Anyone noticed having a kitten is like having an inquisitive and highly acrobatic toddler who never, ever learns no matter how many times you tell him no?
Anyway… in between realizing I’m not cut out to be a parent and wishing it weren’t raining so I could take advantage of the first truly cool night of the year, I am now in charge of writing a Boozy Books. So… I decided to go with two of the most inappropriate twists on Shakespeare ever:
Fool and The Serpent of Venice.
I was planning on just going with the second, but I realized you have to read the first to figure out what’s going on in the second since it’s… well, it’s not quite a sequel, but it does build on the events of the first. So reading the second without the first is just not as much fun. And, frankly, missing out on the hilarity of a comedic King Lear is just NOT WORTH IT.
Oh, yeah… a comedic King Lear, told from the POV of The Fool, who is grossly inappropriate and only slightly more raunchy than Shakespeare usually is (except written in modern parlance, so more obviously raunchy to the modern reader), and re-written to be a comedy. I mean, pretty much everyone still dies, but there’s a pretty awesome ghost involved and, yeah, it’s pretty funny. Warning, though… it is grossly inappropriate. I can’t tell you this enough: it is grossly inappropriate. A lot of the humor is in Christopher Moore just going as over the top as possible in the realm of language, sex, farts, etc. Again, just like Shakespeare.
The sequel-not-sequel is a mix of Othello, The Merchant of Venice, and, funnily enough, The Cask of Amontillado. The Fool from the first book is now in, you guessed it, Venice and is getting involved (in oh-so-many ways) with all our favorites from Shakespeare’s two great Venetian plays (his only two Venetian plays). And, guess what? IT’S STILL A COMEDY! It’s overly sexual, overly scatological (I love that word), and has the Fool being inappropriate. And shut up inside a brick wall because, like I said, The Cask of Amontillado makes an appearance. There’s also a literal serpent and, you guessed it, ANOTHER GHOST. Because there’s always a fucking ghost.

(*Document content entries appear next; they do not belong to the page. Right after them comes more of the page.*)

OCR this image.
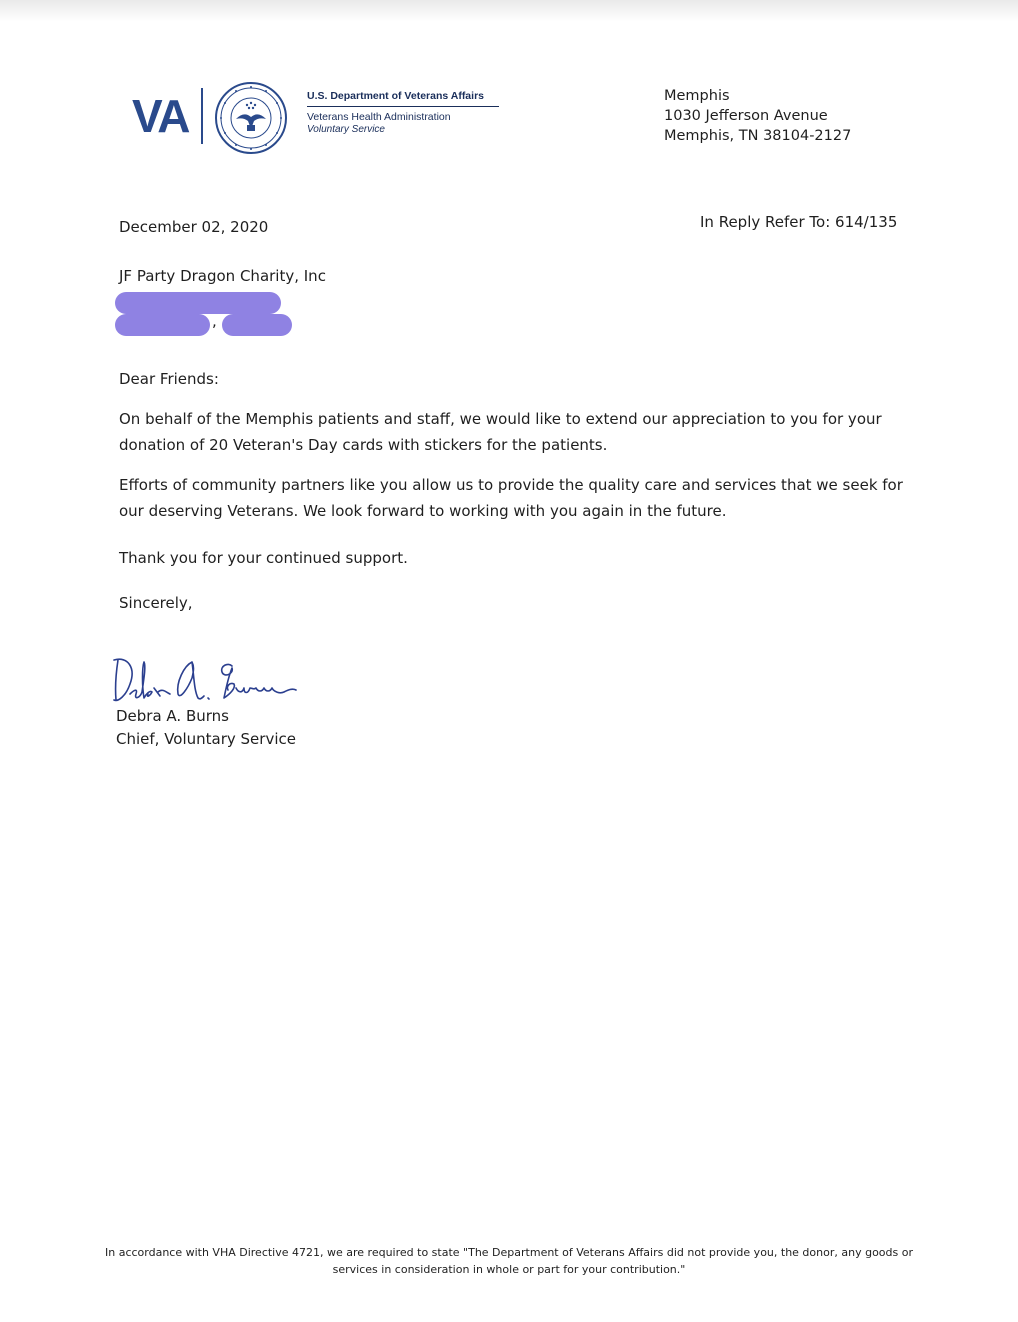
VA	U.S. Department of Veterans Affairs
Veterans Health Administration
Voluntary Service
Memphis
1030 Jefferson Avenue
Memphis, TN 38104-2127
December 02, 2020	In Reply Refer To: 614/135
JF Party Dragon Charity, Inc
,
Dear Friends:
On behalf of the Memphis patients and staff, we would like to extend our appreciation to you for your donation of 20 Veteran's Day cards with stickers for the patients.
Efforts of community partners like you allow us to provide the quality care and services that we seek for our deserving Veterans. We look forward to working with you again in the future.
Thank you for your continued support.
Sincerely,
Debra A. Burns
Chief, Voluntary Service
In accordance with VHA Directive 4721, we are required to state "The Department of Veterans Affairs did not provide you, the donor, any goods or services in consideration in whole or part for your contribution."
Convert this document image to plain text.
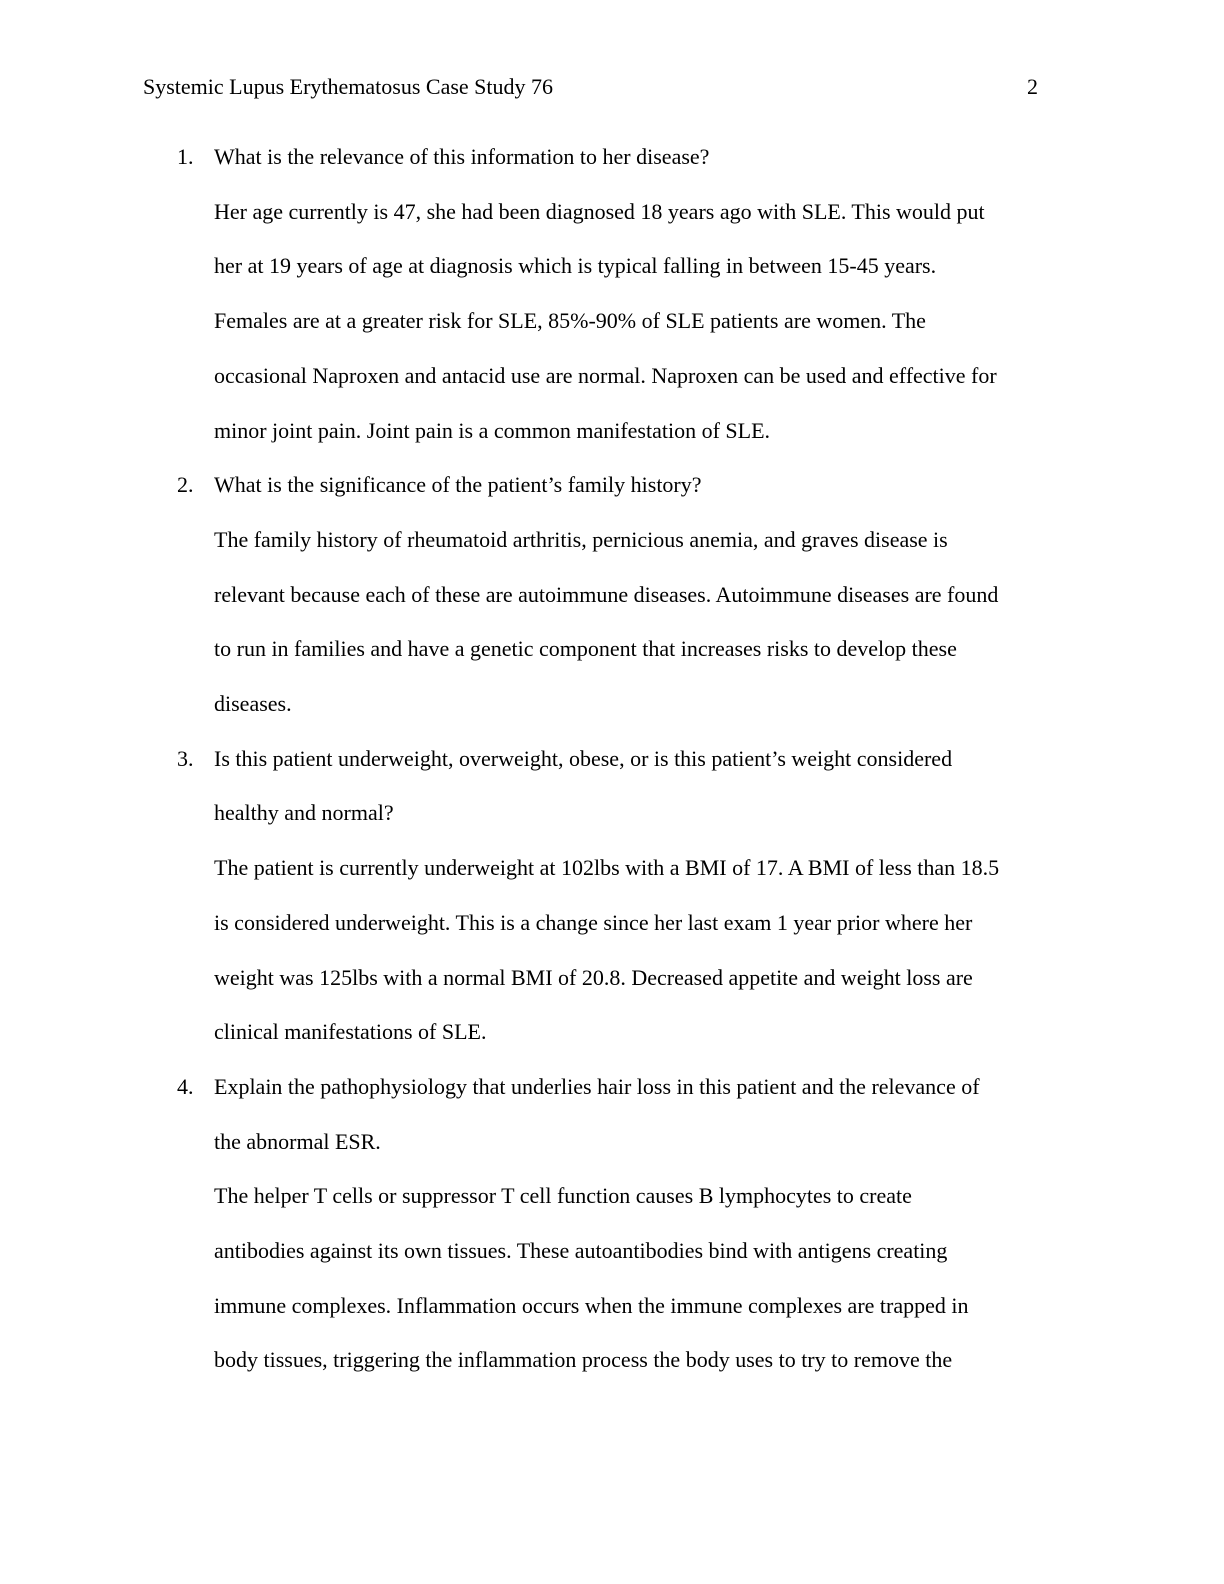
Systemic Lupus Erythematosus Case Study 76	2
1. What is the relevance of this information to her disease?
Her age currently is 47, she had been diagnosed 18 years ago with SLE. This would put
her at 19 years of age at diagnosis which is typical falling in between 15-45 years.
Females are at a greater risk for SLE, 85%-90% of SLE patients are women. The
occasional Naproxen and antacid use are normal. Naproxen can be used and effective for
minor joint pain. Joint pain is a common manifestation of SLE.
2. What is the significance of the patient’s family history?
The family history of rheumatoid arthritis, pernicious anemia, and graves disease is
relevant because each of these are autoimmune diseases. Autoimmune diseases are found
to run in families and have a genetic component that increases risks to develop these
diseases.
3. Is this patient underweight, overweight, obese, or is this patient’s weight considered
healthy and normal?
The patient is currently underweight at 102lbs with a BMI of 17. A BMI of less than 18.5
is considered underweight. This is a change since her last exam 1 year prior where her
weight was 125lbs with a normal BMI of 20.8. Decreased appetite and weight loss are
clinical manifestations of SLE.
4. Explain the pathophysiology that underlies hair loss in this patient and the relevance of
the abnormal ESR.
The helper T cells or suppressor T cell function causes B lymphocytes to create
antibodies against its own tissues. These autoantibodies bind with antigens creating
immune complexes. Inflammation occurs when the immune complexes are trapped in
body tissues, triggering the inflammation process the body uses to try to remove the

As one half of the duo behind what will be the most amazing re-telling of Romeo and Juliet ever (yeah, I said it), I am always down for books that combine various Shakespeare plays, blur the lines between their respective eras (Lear definitely doesn’t take place at the same time as Othello, for example), and take what works for your storyline. It’s honoring the Bard, in my mind, and because he’s in the public domain, it doesn’t violate my dearly held beliefs regarding intellectual property. (Hint: I am not a fan of fan-fiction unless the author gives you permission to write it.) While Moore’s humor is sometimes a bit too raunchy even for my sensibilities, it typically manages to be downright Shakespearean. (Remember, Shakespeare’s the originator of the ‘yo mamma’ joke and could sometimes have lines that count as triple entendre.) And Moore is the writer of one of my favorite books of all time (Lamb, which I’ve mentioned before… a lot), so I give him some leeway.
What to drink? A cask of Amontillado! Duh!
I’ll see you Sunday… or Monday. Not sure which.